My only issue with the SPC-1C/E reports is that they focus on a value of nominal energy consumption rather than reporting peak and idle energy usage. I understand that this is probably closer to what an actual data center would see as energy cost but it buries some intrinsic energy use profile differences.
SSD vs Drive power profile differences
The deltas for reported energy consumption for the two current SPC-1C/E submissions show a ~9.6% difference in peak versus nominal energy use for rotating media storage. Similar results for the SSD storage show a difference of ~1.7%. Taking these results for peak versus idle periods, shows the difference for rotating media being 28.5% and for SSD, ~2.8%.
So, the upside for SSD is drive them as hard as you want and it will cost you only a little bit more energy. In contrast, the downside is leave them idle and it will cost almost as much as if you were driving them at peak IO rates.
Rotating media storage seems to have a much more responsive power profile. Drive them hard and it will consume more power, leave them idle and it consumes less power.
Data center view of storage power
Now these differences might not seem significant but given the amount of storage in most shops they could represent significant cost differentials.
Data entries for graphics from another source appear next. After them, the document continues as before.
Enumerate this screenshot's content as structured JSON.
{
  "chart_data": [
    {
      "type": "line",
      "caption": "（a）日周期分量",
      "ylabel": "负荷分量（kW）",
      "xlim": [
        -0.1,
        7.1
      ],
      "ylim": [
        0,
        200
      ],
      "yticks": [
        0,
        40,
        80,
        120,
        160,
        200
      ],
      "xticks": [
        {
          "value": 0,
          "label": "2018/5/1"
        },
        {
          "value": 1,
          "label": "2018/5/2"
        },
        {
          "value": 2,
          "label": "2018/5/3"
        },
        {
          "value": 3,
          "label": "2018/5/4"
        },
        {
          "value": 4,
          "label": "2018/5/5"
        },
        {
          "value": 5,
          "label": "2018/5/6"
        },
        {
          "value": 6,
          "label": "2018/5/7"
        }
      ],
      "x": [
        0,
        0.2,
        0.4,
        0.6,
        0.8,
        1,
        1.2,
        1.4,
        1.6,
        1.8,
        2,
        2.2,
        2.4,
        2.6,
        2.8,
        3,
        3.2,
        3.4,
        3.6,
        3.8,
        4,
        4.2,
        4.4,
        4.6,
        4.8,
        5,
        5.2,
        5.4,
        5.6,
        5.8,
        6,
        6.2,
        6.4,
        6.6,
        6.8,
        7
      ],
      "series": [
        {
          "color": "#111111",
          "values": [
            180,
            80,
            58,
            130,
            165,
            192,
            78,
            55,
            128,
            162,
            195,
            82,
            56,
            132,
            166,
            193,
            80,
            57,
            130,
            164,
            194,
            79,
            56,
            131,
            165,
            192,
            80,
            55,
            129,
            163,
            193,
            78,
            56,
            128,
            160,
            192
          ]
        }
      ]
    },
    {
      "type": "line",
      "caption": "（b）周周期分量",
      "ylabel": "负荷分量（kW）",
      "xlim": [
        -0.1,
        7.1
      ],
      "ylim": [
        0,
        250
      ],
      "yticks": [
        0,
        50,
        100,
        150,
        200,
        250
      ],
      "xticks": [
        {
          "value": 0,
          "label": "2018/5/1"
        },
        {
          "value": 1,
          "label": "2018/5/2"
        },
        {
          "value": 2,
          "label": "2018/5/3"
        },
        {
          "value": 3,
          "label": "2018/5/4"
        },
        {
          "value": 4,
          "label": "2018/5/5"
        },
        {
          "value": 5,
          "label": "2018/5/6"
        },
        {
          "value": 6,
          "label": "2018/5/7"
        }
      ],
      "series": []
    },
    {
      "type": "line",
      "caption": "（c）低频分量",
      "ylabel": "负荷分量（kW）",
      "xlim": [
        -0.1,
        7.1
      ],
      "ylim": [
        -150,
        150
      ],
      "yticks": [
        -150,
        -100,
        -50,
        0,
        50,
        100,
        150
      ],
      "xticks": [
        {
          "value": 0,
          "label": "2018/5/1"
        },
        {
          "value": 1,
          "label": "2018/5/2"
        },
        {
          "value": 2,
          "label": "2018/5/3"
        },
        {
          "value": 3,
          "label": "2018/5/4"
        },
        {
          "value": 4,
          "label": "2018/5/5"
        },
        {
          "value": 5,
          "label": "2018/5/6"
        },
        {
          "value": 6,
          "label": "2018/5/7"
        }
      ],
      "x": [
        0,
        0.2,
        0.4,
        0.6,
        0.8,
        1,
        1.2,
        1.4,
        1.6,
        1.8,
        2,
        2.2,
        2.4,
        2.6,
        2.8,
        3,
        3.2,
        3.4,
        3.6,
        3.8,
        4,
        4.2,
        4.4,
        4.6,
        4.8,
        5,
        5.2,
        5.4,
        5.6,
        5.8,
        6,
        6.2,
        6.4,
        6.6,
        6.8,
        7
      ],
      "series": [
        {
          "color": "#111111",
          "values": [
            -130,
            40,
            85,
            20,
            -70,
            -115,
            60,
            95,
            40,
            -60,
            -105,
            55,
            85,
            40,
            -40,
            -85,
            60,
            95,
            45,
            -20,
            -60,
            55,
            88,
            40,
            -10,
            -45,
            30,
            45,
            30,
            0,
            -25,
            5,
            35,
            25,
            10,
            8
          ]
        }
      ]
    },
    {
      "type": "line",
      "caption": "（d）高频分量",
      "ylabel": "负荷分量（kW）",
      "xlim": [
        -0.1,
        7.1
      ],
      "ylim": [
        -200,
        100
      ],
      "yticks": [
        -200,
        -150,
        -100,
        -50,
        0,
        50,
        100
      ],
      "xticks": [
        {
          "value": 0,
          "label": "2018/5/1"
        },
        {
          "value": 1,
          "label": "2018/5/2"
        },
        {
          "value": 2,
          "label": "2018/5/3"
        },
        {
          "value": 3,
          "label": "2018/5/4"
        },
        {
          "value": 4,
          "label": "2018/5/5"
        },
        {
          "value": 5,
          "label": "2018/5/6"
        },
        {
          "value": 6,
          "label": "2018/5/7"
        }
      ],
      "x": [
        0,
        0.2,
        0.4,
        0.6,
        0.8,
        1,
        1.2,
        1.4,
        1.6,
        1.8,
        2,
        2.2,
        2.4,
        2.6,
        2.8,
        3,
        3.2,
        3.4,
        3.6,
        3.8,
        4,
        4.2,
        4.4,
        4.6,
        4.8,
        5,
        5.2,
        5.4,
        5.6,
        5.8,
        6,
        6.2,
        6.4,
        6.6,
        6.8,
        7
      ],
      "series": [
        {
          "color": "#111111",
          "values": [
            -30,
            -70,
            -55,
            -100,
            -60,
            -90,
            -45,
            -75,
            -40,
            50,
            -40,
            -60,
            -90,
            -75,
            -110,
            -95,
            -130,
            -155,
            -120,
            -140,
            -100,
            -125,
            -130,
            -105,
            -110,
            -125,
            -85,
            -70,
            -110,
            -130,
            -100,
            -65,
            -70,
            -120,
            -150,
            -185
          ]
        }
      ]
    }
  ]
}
Although SSD storage consumes less power, it’s energy use profile is significantly flatter than rotating media and will always consume that level of power (when powered on). On the other hand, rotating media consumes more power on average but it’s power profile is more slanted than SSDs and at peak workload consumes much more power than when idle.
Usualy, it’s unwise to generalize from two results. However, everything I know says that these differences in their respective power profiles should persist across other storage subsystem results. As more results are submitted it should be easy to verify whether I am right.